多元线性回归的梯度下降
通过房子的大小,卧室数量,层数,房龄预测价格
| Size (sqft) | Number of Bedrooms | Number of floors | Age of Home | Price (1000s dollars) |
|---|---|---|---|---|
| 2104 | 5 | 1 | 45 | 460 |
| 1416 | 3 | 2 | 40 | 232 |
| 852 | 2 | 1 | 35 | 178 |
预测(带入)
"""
single predict using linear regression
Args:
x (ndarray): Shape (n,) example with multiple features
w (ndarray): Shape (n,) model parameters
b (scalar): model parameter
Returns:
p (scalar): prediction
"""
def predict(x, w, b):
p = np.dot(x, w) + b
return p
代价函数
\[J(\mathbf{w},b) = \frac{1}{2m} \sum\limits_{i = 0}^{m-1} (f_{\mathbf{w},b}(\mathbf{x}^{(i)}) - y^{(i)})^2
\]
\[f_{\mathbf{w},b}(\mathbf{x}^{(i)}) = \mathbf{w} \cdot \mathbf{x}^{(i)} + b
\]
"""
compute cost
Args:
X (ndarray (m,n)): Data, m examples with n features
y (ndarray (m,)) : target values
w (ndarray (n,)) : model parameters
b (scalar) : model parameter
Returns:
cost (scalar): cost
"""
def compute_cost(X, y, w, b):
m = X.shape[0]
cost = 0.0
for i in range(m):
f_wb_i = np.dot(X[i], w) + b
cost += (f_wb_i - y[i])**2
cost /= 2*m
return cost
X_train = np.array([[2104, 5, 1, 45], [1416, 3, 2, 40], [852, 2, 1, 35]])

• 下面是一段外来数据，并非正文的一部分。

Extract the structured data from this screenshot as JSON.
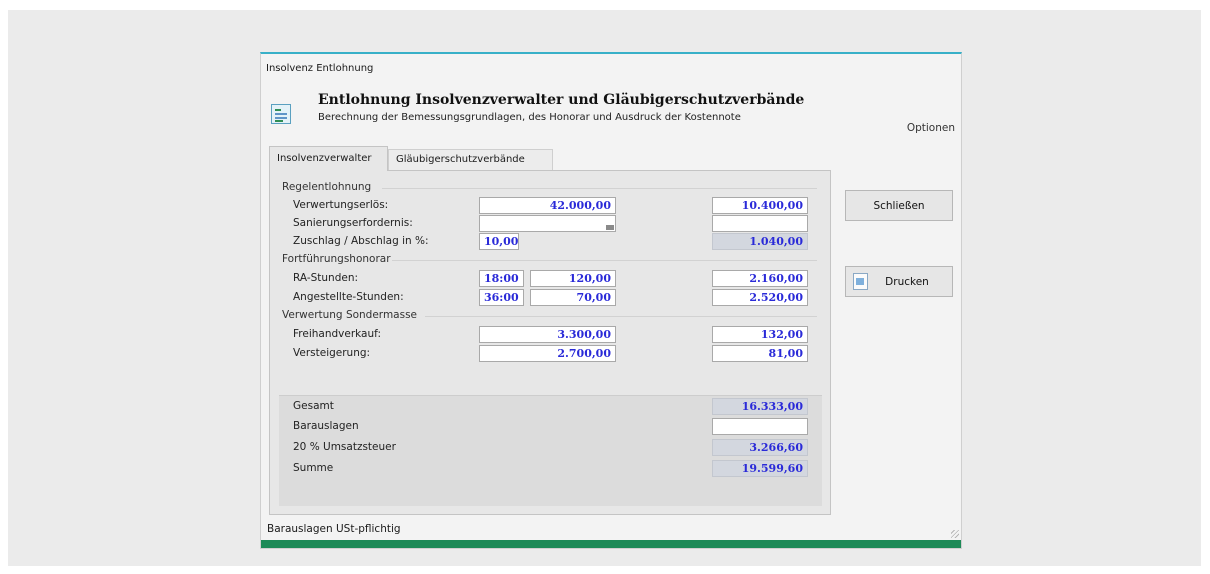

y_train = np.array([460, 232, 178])
b_init = 785.1811367994083
w_init = np.array([ 0.39133535, 18.75376741, -53.36032453, -26.42131618])
cost = compute_cost(X_train, y_train, w_init, b_init)
print(f'Cost at optimal w : {cost}')
Cost at optimal w : 1.5578904330213735e-12
多变量梯度下降
重复, 直到收敛
\[\begin{align*} \text{loop}&\text{ until convergence:} \; \lbrace \newline\;
& w_j = w_j - \alpha \frac{\partial J(\mathbf{w},b)}{\partial w_j} \; & \text{for j = 0..n-1}\newline
&b\ \ = b - \alpha \frac{\partial J(\mathbf{w},b)}{\partial b} \newline \rbrace
\end{align*}\]
n: 特征数量, m: 训练集的个数
\[\begin{align}
\frac{\partial J(\mathbf{w},b)}{\partial w_j} &= \frac{1}{m} \sum\limits_{i = 0}^{m-1} (f_{\mathbf{w},b}(\mathbf{x}^{(i)}) - y^{(i)})x_{j}^{(i)} \\
\frac{\partial J(\mathbf{w},b)}{\partial b} &= \frac{1}{m} \sum\limits_{i = 0}^{m-1} (f_{\mathbf{w},b}(\mathbf{x}^{(i)}) - y^{(i)})
\end{align}
\]
计算梯度
"""
Computes the gradient for linear regression
Args:
X (ndarray (m,n)): Data, m examples with n features
y (ndarray (m,)) : target values
w (ndarray (n,)) : model parameters
b (scalar) : model parameter
Returns:
dj_dw (ndarray (n,)): The gradient of the cost w.r.t. the parameters w.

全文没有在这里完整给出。